You can list all methods of the maximum function like so:

julia> methods(maximum)
# 11 methods for generic function "maximum":
[1] maximum(s::BitSet) in Base at bitset.jl:417
[2] maximum(r::AbstractUnitRange) in Base at range.jl:572
[3] maximum(r::AbstractRange) in Base at range.jl:574
[4] maximum(B::BitArray) in Base at bitarray.jl:1650
[5] maximum(x::SparseArrays.AbstractSparseArray{T,Ti,1} where Ti) where T<:Real in SparseArrays at /buildworker/worker/package_linux64/build/usr/share/julia/stdlib/v1.1/SparseArrays/src/sparsevector.jl:1307
[6] maximum(a::AbstractArray; dims) in Base at reducedim.jl:648
[7] maximum(::typeof(abs), x::SparseArrays.AbstractSparseArray{Tv,Ti,1} where Ti where Tv) in SparseArrays at /buildworker/worker/package_linux64/build/usr/share/julia/stdlib/v1.1/SparseArrays/src/sparsevector.jl:1329
[8] maximum(::typeof(abs2), x::SparseArrays.AbstractSparseArray{Tv,Ti,1} where Ti where Tv) in SparseArrays at /buildworker/worker/package_linux64/build/usr/share/julia/stdlib/v1.1/SparseArrays/src/sparsevector.jl:1329
[9] maximum(a) in Base at reduce.jl:487
[10] maximum(f, a::AbstractArray; dims) in Base at reducedim.jl:649
[11] maximum(f, a) in Base at reduce.jl:470

This might help you discover specific methods which you didn’t know about (in this case, methods 10 & 11 are what you’re looking for). Now, if you somehow get a piece of code that works (such as mbauman's answer above), and would like to understand which method it uses, then:

julia> @which maximum(reverse, list)
maximum(f, a::AbstractArray) in Base at reducedim.jl:649

So this tells you that in this method, the second argument is the array; the first argument is not restricted to any type (but in practice should be callable). This is to allow for the special do syntax, which always acts on the first argument of the method.

Does that help?

1 Like

Note that a simple and fast option is always just to write a loop. There is nothing magical about standard-library functions.

4 Likes

I simply meant that, while partialsort(v, n) should give the same result as sort(v)[n], it is generally faster because you don’t need to sort the whole array.
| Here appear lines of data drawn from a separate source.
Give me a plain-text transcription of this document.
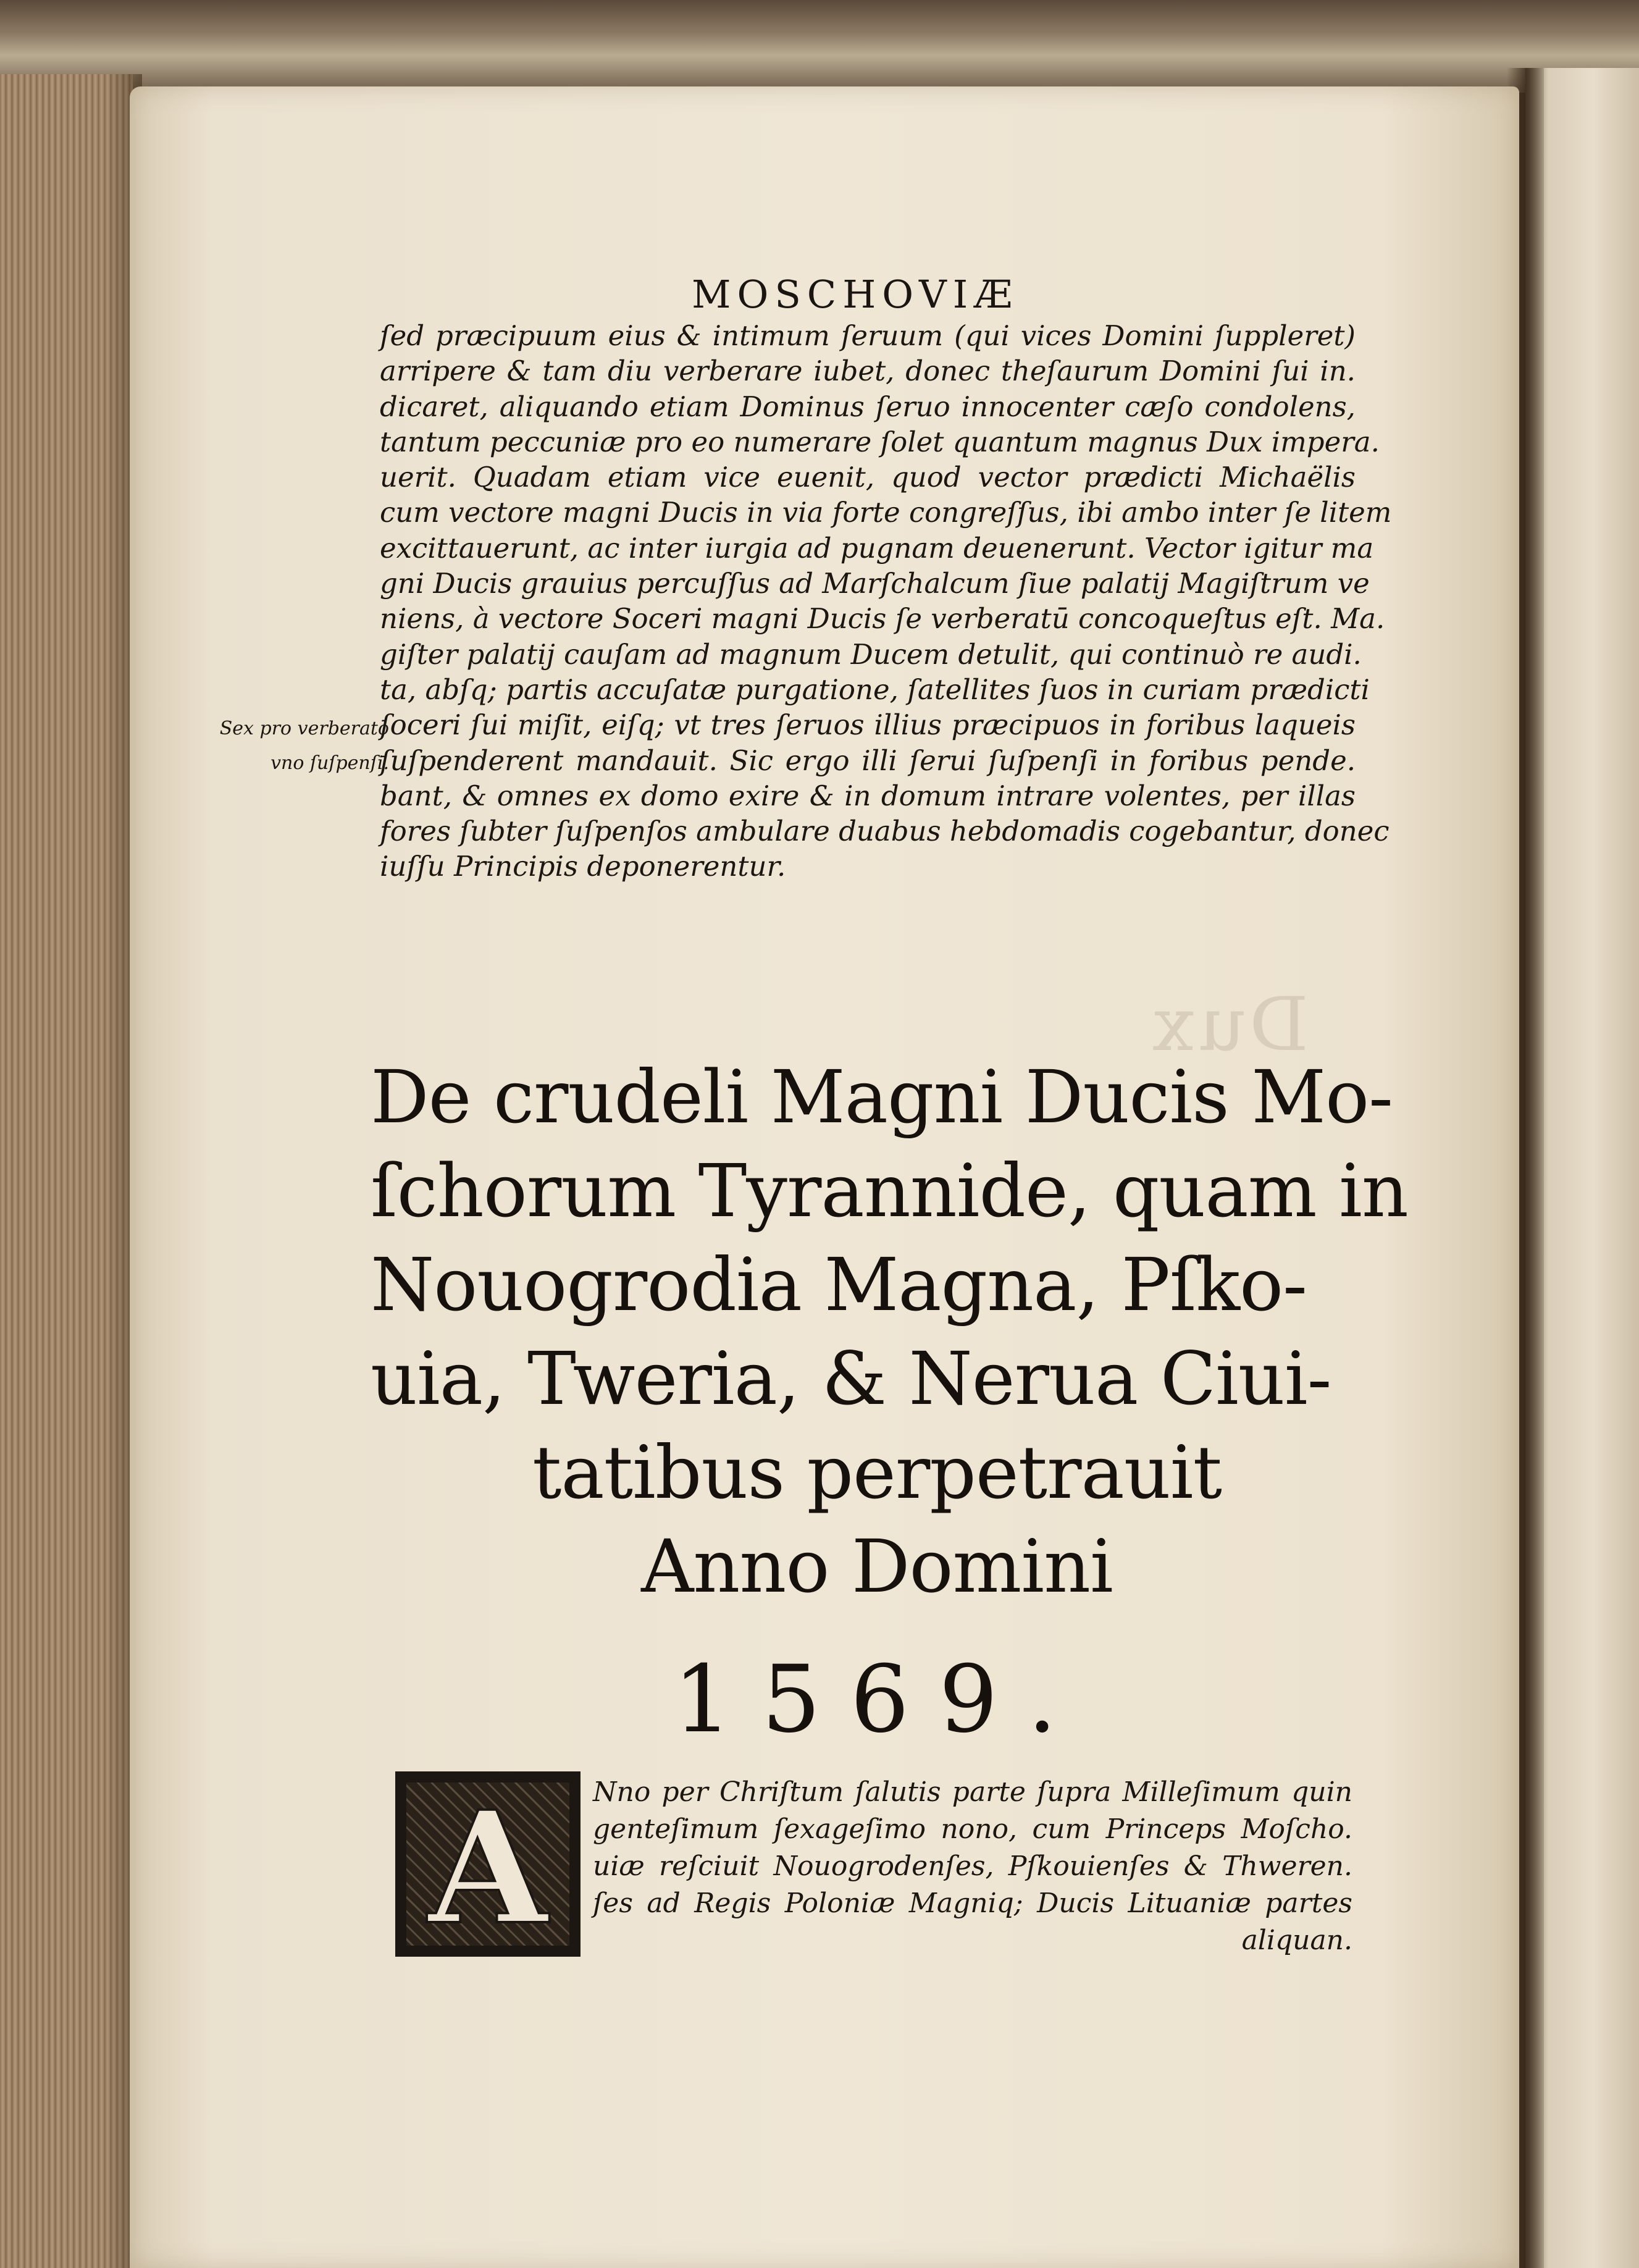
Dux
MOSCHOVIÆ
ſed præcipuum eius & intimum ſeruum (qui vices Domini ſuppleret)
arripere & tam diu verberare iubet, donec theſaurum Domini ſui in.
dicaret, aliquando etiam Dominus ſeruo innocenter cæſo condolens,
tantum peccuniæ pro eo numerare ſolet quantum magnus Dux impera.
uerit. Quadam etiam vice euenit, quod vector prædicti Michaëlis
cum vectore magni Ducis in via forte congreſſus, ibi ambo inter ſe litem
excittauerunt, ac inter iurgia ad pugnam deuenerunt. Vector igitur ma
gni Ducis grauius percuſſus ad Marſchalcum ſiue palatij Magiſtrum ve
niens, à vectore Soceri magni Ducis ſe verberatū concoqueſtus eſt. Ma.
giſter palatij cauſam ad magnum Ducem detulit, qui continuò re audi.
ta, abſq; partis accuſatæ purgatione, ſatellites ſuos in curiam prædicti
ſoceri ſui miſit, eiſq; vt tres ſeruos illius præcipuos in foribus laqueis
ſuſpenderent mandauit. Sic ergo illi ſerui ſuſpenſi in foribus pende.
bant, & omnes ex domo exire & in domum intrare volentes, per illas
fores ſubter ſuſpenſos ambulare duabus hebdomadis cogebantur, donec
iuſſu Principis deponerentur.
Sex pro verberato
vno ſuſpenſi.
De crudeli Magni Ducis Mo-
ſchorum Tyrannide, quam in
Nouogrodia Magna, Pſko-
uia, Tweria, & Nerua Ciui-
tatibus perpetrauit
Anno Domini
1569.
A	Nno per Chriſtum ſalutis parte ſupra Milleſimum quin
genteſimum ſexageſimo nono, cum Princeps Moſcho.
uiæ reſciuit Nouogrodenſes, Pſkouienſes & Thweren.
ſes ad Regis Poloniæ Magniq; Ducis Lituaniæ partes
aliquan.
Anyway, if the number of elements is in the thousands, all sensible solutions should take almost no time (I would imagine less than a millisecond).

1 Like

Maybe this is just an issue with your example, but if you care about performance at all, you should not use an untyped array (list):

julia> arr = [(x, y, x*y) for x in -2:2 for y in -2:2]

julia> @btime maximum(last, $list)
  1.480 μs (0 allocations: 0 bytes)

julia> @btime maximum(last, $arr)
  17.783 ns (0 allocations: 0 bytes)
2 Likes

Oh, wow. That is really helpful! Thank you so much!